Ich schwieg, noch immer erstaunt über ihren Wunsch, uns zu besuchen.
» Gibt es einen Gegenstand, irgendetwas, das du gern von ihm hättest, zur Erinnerung?«
Ich war so verwirrt von ihrem Angebot, dass es mir die Sprache verschlug.
» Vielleicht seine Tasche?« Ihre Stimme klang freundlich und offen.
Hatte sie mich früher gefragt? Unmittelbar nach deiner Beerdigung? Als ich zum ersten Mal euer Haus betrat? Ich konnte mich nicht erinnern. Das Bild deines Schreibtischs tauchte auf, an dem ich gestanden hatte, fassungslos, und auf dem der Umschlag meines letzten Briefs an dich lag, in den ich einige Fotos gesteckt hatte, von den Tagen der Maueröffnung, und auf den ich – ich musste schlucken, als es mir einfiel – einen Engel geklebt hatte, den ich aus einem Kalender ausgeschnitten hatte, einen pausbackigen rosa Engel von Andy Warhol.

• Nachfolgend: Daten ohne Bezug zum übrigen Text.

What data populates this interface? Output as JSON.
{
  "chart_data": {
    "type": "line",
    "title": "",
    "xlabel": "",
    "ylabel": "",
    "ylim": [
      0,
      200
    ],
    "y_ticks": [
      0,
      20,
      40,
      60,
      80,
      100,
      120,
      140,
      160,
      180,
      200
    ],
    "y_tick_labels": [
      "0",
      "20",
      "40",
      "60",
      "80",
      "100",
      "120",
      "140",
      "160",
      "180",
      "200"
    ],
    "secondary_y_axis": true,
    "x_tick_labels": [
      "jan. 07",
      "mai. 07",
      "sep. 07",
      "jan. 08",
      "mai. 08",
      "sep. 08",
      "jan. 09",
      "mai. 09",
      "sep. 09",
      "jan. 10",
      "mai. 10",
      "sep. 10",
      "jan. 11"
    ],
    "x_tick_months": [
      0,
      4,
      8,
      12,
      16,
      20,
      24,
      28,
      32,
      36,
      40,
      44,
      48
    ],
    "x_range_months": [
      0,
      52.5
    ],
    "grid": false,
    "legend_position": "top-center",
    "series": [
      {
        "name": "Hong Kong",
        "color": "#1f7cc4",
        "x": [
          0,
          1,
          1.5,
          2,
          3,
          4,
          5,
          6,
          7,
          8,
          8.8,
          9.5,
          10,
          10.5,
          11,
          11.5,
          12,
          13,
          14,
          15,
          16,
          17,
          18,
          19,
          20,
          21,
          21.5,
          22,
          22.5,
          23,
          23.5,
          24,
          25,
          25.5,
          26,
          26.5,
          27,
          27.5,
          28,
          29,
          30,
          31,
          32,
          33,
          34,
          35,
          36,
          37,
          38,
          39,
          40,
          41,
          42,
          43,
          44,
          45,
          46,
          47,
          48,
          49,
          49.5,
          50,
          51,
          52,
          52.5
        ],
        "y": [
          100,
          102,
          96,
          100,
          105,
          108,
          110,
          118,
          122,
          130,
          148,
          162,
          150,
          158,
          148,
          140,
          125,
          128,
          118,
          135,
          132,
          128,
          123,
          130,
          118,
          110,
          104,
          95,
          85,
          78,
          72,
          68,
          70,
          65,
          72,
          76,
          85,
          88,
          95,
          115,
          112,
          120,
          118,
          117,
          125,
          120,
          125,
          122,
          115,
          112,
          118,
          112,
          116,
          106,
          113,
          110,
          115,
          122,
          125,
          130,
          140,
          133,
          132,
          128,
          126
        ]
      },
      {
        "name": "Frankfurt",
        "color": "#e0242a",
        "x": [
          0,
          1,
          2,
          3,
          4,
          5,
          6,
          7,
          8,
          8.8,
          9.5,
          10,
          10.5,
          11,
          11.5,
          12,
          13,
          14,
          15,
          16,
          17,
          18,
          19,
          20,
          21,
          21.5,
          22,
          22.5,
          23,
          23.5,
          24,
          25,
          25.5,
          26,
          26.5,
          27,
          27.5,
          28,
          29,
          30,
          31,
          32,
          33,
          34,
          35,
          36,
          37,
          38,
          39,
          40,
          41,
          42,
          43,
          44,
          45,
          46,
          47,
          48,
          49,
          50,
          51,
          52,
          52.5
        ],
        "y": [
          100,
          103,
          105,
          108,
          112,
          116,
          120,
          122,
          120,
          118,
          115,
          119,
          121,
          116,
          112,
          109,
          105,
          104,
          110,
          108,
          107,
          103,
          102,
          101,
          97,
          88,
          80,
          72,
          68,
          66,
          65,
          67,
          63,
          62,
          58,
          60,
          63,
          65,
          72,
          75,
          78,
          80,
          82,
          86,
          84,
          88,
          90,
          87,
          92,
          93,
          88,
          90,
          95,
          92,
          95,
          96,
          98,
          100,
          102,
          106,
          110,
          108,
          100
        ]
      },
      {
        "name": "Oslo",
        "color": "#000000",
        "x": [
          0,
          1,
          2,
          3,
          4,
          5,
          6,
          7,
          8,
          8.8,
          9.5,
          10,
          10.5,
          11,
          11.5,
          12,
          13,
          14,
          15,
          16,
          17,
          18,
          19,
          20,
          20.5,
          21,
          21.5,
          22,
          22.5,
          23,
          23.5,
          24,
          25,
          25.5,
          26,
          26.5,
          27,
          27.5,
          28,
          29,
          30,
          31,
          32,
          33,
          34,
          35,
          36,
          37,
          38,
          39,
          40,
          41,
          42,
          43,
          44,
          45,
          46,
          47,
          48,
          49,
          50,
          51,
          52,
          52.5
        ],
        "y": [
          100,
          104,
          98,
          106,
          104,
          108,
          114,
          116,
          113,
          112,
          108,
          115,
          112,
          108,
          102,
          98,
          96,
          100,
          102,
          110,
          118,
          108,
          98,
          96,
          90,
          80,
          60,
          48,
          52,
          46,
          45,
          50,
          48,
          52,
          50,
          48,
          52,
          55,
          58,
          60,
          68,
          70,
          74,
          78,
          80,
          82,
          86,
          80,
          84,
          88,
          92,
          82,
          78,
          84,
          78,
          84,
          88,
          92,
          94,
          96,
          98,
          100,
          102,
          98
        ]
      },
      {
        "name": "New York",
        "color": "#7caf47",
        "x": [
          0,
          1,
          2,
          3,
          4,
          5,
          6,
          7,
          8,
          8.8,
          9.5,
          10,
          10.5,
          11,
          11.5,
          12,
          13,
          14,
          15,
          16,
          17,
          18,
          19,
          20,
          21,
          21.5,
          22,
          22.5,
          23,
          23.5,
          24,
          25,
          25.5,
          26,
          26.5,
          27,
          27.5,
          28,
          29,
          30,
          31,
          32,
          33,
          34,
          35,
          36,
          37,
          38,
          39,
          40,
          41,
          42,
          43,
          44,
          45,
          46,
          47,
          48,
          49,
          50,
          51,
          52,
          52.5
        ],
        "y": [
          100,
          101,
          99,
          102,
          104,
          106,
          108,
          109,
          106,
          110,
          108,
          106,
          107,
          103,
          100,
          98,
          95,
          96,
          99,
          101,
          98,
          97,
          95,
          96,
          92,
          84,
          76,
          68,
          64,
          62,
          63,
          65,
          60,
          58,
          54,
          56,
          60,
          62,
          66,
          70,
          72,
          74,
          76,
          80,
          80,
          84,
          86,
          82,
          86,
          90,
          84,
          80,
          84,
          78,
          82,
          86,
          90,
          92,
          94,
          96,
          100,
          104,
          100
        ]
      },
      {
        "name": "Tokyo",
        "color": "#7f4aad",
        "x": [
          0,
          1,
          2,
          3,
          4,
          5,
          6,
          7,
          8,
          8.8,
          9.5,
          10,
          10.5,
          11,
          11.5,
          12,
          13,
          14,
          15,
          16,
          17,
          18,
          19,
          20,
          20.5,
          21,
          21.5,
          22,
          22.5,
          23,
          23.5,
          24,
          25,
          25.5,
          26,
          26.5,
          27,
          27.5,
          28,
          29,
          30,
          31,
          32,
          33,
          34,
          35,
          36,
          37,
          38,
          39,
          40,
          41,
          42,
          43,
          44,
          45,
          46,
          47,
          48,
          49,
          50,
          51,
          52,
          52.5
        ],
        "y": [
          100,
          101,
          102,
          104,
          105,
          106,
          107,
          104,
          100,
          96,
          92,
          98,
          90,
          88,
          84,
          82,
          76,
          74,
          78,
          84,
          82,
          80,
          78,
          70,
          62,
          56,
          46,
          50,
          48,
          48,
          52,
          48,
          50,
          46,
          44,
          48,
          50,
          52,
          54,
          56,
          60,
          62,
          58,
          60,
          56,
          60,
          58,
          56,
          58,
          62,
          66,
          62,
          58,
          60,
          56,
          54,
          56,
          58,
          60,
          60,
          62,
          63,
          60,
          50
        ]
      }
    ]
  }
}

» Seinen Füller«, entfuhr es mir, » wenn ich darf.«
Keine Woche später kam Pia in unsere Wohnung, lernte meinen Mann Thimo kennen und bewunderte Felicitas, unser kleines Mädchen.
» Babys muss man anhimmeln«, sagte sie. » Babys sind zum In-die-Knie-Gehen.«
Sie hatte einen tiefblauen Anzug aus Samt für Felicitas mitgebracht, mit einem weißen Kragen. Ich hatte Apfelkuchen gebacken und Tee gekocht. Wir saßen in der Küche, Felicitas lag in ihrem Stubenwagen neben dem Tisch, als Pia aus der Handtasche, in etwas Papier eingewickelt, den Füller holte und ihn mir überreichte.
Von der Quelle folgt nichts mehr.